1941 toujours. Des représentants du Parti communiste et du Parti socialiste d’Italie, réfugiés en France, signent l’« appel de Toulouse », puis le « pacte de Lyon », le 3 mars 1943. Ils scellent l’unité d’action dans la Résistance.
Dans le Nord-Pas-de-Calais, des dirigeants de la SFIO créent un comité d’action socialiste (CAS), autant de structures qui augmenteront après le procès de Blum et Daladier, parodie du procès de Riom. Les juifs, les chrétiens, les immigrés et les FTP-MOI de Manouchian, tout le monde refuse l’impensable soumission de la France de Pétain.
L’été 42, où Vichy et l’administration française mettent en place la déportation des juifs de France et commettent l’irréparable, agira comme un électrochoc. L’été 42 est un tournant. Politiquement, ces rafles marqueront une rupture nette entre l’opinion publique et Vichy.

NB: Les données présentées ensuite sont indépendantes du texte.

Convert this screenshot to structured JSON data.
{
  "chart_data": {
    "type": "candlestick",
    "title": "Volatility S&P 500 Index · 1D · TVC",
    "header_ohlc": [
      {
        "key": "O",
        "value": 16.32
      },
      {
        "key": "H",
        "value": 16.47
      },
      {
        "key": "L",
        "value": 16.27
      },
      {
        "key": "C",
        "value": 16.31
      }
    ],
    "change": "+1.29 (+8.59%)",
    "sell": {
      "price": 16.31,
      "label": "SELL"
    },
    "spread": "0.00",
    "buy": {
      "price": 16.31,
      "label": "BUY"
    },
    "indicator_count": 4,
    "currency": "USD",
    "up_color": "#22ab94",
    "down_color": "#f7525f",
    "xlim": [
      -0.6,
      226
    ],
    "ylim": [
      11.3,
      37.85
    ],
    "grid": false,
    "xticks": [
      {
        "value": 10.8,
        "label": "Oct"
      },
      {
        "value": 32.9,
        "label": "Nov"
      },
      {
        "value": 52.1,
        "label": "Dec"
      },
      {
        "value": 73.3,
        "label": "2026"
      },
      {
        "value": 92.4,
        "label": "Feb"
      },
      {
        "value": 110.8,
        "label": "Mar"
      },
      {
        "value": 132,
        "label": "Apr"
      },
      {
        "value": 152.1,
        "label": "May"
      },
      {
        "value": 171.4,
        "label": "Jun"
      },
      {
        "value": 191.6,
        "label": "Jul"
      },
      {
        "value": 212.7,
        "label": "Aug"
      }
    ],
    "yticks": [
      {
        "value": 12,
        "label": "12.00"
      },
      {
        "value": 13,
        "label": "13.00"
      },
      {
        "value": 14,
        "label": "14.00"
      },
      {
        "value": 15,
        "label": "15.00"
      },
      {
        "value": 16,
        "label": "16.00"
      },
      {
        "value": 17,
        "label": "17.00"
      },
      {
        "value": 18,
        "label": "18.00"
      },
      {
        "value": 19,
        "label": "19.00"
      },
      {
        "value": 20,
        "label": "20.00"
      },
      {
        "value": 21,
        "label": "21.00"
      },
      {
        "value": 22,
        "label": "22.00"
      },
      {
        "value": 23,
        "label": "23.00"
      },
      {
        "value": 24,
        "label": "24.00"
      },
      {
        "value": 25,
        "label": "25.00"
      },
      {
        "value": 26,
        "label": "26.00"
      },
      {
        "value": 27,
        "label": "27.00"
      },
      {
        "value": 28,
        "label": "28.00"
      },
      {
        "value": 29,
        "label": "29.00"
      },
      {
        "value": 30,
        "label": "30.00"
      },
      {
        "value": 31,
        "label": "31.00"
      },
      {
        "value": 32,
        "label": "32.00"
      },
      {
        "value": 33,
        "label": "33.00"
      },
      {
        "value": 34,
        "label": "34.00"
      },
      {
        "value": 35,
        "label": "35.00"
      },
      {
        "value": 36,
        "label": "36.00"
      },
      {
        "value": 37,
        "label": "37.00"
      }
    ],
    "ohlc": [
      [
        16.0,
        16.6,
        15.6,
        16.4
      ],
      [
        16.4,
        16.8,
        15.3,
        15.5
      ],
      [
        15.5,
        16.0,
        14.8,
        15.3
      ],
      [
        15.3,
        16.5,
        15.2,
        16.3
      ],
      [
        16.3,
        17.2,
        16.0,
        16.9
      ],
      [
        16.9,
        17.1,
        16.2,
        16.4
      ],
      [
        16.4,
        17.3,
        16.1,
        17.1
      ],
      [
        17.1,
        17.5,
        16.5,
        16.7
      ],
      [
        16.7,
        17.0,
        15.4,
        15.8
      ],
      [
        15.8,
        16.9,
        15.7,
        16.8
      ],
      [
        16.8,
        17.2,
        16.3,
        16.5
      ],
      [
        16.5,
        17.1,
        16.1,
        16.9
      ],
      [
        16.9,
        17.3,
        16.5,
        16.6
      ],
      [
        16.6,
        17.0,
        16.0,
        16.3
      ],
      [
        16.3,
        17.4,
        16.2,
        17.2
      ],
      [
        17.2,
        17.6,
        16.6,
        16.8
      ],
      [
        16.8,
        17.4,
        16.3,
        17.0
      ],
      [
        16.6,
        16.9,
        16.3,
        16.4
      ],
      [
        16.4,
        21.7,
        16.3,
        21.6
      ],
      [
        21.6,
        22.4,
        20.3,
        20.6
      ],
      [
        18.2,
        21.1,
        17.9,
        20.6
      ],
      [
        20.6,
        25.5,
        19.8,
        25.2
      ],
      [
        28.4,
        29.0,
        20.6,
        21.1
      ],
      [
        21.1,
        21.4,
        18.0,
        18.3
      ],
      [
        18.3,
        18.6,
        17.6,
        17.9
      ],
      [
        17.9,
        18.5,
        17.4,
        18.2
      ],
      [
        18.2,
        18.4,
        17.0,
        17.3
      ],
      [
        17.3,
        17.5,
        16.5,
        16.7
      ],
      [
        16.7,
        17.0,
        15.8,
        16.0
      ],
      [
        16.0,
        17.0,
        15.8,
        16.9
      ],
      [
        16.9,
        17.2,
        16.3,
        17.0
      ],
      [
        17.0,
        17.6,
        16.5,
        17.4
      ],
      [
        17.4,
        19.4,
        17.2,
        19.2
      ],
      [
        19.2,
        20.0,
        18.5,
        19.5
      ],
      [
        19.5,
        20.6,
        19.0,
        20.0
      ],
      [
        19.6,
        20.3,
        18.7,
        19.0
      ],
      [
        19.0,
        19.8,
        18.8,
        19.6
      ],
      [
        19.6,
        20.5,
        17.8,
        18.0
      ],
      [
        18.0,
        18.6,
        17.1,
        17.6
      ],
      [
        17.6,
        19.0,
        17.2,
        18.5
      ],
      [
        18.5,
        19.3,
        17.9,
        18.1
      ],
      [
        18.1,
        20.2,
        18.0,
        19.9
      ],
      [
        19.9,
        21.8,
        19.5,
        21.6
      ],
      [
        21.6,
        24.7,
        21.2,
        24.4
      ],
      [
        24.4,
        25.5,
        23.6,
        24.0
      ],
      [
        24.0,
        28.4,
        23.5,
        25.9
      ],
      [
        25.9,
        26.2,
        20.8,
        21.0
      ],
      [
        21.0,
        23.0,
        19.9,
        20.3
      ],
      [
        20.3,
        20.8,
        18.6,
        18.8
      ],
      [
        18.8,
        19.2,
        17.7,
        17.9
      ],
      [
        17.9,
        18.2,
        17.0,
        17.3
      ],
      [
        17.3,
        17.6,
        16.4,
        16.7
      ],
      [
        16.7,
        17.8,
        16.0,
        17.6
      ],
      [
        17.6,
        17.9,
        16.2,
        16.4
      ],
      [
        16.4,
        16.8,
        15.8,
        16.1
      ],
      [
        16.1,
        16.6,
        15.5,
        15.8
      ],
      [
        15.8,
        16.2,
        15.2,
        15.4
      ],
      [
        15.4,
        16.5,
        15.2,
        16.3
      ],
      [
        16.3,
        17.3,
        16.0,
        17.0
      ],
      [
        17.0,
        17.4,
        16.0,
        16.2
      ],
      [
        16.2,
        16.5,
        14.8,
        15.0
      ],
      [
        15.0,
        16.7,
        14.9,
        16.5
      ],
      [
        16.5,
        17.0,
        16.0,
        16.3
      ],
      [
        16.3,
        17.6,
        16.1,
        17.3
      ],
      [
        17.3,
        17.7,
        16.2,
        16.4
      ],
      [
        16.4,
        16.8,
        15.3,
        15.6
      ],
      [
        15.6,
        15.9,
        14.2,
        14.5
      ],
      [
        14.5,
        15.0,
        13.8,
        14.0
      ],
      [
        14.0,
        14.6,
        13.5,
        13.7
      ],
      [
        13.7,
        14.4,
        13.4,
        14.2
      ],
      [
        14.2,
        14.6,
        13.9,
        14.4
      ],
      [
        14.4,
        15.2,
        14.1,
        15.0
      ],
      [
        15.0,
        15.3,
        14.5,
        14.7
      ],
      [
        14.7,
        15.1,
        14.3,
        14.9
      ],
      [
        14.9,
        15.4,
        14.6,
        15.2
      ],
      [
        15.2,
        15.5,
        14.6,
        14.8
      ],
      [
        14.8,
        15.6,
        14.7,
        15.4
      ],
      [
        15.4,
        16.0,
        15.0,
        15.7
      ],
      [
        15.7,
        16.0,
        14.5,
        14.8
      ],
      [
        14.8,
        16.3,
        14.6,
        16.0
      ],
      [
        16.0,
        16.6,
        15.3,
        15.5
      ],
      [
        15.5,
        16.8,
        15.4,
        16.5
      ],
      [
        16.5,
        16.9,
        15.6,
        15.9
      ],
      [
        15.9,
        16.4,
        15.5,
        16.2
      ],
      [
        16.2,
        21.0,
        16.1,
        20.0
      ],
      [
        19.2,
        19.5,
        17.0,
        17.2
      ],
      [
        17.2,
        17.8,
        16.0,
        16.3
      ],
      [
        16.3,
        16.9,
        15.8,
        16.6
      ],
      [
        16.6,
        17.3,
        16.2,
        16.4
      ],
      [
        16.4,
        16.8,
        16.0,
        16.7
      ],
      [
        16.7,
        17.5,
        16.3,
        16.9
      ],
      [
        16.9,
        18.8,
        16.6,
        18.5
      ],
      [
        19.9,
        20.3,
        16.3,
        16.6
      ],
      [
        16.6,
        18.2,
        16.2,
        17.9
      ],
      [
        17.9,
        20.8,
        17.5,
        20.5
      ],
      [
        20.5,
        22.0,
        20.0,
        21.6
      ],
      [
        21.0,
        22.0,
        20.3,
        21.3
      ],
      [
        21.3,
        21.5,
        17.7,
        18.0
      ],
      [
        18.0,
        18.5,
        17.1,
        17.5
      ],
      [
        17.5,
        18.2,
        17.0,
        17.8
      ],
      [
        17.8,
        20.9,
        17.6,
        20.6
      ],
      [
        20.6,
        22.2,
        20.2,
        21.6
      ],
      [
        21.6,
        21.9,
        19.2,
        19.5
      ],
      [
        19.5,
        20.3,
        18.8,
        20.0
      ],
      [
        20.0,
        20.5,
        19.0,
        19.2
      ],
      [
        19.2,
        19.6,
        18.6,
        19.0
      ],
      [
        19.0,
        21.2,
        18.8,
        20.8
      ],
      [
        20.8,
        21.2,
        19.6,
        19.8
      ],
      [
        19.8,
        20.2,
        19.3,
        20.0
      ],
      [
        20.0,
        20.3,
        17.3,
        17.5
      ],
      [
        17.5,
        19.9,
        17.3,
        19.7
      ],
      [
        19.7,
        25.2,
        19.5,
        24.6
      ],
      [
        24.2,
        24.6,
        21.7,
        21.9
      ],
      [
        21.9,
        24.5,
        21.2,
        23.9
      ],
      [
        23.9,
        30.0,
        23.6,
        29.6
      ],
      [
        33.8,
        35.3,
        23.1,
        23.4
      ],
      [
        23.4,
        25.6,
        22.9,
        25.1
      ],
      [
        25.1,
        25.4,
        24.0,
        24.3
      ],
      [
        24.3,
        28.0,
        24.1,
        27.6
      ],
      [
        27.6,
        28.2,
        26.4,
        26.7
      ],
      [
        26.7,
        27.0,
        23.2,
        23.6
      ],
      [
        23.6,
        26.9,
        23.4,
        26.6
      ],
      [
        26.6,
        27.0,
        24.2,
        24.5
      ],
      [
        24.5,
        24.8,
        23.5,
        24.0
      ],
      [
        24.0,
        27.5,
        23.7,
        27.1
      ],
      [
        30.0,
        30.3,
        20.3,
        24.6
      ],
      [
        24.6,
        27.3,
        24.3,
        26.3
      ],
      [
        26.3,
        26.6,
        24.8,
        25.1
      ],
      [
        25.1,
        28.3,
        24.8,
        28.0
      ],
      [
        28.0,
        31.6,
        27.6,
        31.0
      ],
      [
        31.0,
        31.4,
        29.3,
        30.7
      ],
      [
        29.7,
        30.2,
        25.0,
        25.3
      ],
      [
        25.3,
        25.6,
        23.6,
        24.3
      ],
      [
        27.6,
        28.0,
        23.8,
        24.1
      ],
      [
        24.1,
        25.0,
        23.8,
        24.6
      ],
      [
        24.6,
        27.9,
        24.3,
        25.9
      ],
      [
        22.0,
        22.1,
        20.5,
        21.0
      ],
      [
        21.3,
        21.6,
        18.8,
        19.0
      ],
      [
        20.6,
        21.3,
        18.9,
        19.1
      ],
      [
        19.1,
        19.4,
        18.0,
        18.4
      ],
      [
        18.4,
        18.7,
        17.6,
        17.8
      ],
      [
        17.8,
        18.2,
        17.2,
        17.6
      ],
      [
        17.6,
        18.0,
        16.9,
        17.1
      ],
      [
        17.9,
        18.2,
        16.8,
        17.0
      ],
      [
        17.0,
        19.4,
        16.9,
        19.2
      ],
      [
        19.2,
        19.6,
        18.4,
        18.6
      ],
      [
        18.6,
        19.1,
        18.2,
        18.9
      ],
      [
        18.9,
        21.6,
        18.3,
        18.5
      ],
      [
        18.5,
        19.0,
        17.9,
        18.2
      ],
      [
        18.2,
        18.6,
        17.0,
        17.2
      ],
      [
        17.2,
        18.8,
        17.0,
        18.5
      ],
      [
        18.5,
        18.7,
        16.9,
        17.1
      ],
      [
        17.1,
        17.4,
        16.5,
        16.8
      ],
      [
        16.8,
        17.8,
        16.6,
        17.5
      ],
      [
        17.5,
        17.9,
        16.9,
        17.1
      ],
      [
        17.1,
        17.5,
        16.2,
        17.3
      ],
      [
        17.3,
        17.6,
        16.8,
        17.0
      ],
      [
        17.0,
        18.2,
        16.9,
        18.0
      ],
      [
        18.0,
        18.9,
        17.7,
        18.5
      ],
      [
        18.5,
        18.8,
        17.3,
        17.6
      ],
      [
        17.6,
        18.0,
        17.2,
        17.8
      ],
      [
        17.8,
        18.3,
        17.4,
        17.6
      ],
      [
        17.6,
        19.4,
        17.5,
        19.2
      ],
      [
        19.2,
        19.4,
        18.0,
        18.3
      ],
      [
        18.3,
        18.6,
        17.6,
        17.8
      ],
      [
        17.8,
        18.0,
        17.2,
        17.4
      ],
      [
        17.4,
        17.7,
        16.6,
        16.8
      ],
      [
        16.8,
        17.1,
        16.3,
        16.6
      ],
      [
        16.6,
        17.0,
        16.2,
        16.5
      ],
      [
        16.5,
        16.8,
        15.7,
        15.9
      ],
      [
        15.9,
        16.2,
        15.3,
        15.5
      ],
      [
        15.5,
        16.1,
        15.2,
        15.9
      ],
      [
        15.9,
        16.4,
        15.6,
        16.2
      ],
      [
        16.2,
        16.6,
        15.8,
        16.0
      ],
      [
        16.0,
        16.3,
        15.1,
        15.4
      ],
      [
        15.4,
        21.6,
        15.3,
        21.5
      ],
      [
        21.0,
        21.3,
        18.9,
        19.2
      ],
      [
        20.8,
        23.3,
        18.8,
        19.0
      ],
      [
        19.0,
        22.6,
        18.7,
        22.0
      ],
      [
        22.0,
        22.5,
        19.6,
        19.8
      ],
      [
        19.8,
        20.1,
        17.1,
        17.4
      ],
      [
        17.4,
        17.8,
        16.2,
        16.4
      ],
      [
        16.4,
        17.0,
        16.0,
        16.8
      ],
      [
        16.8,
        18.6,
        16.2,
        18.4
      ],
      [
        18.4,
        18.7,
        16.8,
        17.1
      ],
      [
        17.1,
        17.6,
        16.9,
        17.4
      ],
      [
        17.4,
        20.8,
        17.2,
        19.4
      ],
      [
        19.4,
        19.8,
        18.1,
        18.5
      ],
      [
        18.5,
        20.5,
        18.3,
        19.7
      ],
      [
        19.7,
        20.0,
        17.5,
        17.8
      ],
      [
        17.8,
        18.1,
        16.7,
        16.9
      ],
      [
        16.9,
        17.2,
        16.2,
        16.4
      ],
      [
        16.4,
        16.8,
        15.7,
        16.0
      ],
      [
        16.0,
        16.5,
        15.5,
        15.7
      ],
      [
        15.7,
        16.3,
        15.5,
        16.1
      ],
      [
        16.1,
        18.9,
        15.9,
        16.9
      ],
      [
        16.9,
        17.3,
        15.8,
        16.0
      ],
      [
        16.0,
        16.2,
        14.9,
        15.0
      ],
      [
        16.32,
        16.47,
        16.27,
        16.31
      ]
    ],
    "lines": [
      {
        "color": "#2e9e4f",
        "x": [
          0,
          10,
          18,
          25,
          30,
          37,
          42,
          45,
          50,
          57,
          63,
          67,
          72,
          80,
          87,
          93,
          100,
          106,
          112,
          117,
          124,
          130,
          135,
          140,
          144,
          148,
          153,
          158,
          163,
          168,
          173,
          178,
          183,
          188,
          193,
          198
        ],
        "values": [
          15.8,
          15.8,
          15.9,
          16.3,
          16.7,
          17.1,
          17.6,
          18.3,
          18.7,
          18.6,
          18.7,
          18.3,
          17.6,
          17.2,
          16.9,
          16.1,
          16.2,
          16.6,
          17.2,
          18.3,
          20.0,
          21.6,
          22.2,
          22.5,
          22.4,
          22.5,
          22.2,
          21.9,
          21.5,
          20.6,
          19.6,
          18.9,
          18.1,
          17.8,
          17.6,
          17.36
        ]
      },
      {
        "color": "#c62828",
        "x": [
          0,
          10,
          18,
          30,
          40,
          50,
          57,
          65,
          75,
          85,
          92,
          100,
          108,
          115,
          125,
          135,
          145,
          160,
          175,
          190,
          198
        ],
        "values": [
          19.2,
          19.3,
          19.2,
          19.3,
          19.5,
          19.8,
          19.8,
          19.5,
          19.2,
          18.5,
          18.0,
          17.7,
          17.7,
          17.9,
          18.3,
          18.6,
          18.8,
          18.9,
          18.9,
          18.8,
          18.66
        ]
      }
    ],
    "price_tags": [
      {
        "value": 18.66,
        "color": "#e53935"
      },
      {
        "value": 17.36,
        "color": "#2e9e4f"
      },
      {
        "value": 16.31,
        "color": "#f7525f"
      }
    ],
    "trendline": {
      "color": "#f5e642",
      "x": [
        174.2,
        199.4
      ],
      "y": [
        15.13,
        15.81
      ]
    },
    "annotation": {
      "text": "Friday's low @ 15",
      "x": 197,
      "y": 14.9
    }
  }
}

La population et certains hommes religieux prennent conscience que les milliers de déportés n’étaient pas transportés en Allemagne pour y travailler, mais bien pour y être exterminés.
Le second tournant aura lieu en 1943. L’instauration du Service du Travail Obligatoire fait basculer des milliers de jeunes dans la clandestinité. Et une partie d’entre eux dans la résistance.
Sans le 18 juin 40, y aurait-il eu un 27 mai 43, date officielle de la constitution du Conseil National de la Résistance ? Nul ne le sait. Et sans le CNR, y aurait-il eu notre modèle social français, qui a permis à toutes les générations de l’après-guerre de vivre dignement ?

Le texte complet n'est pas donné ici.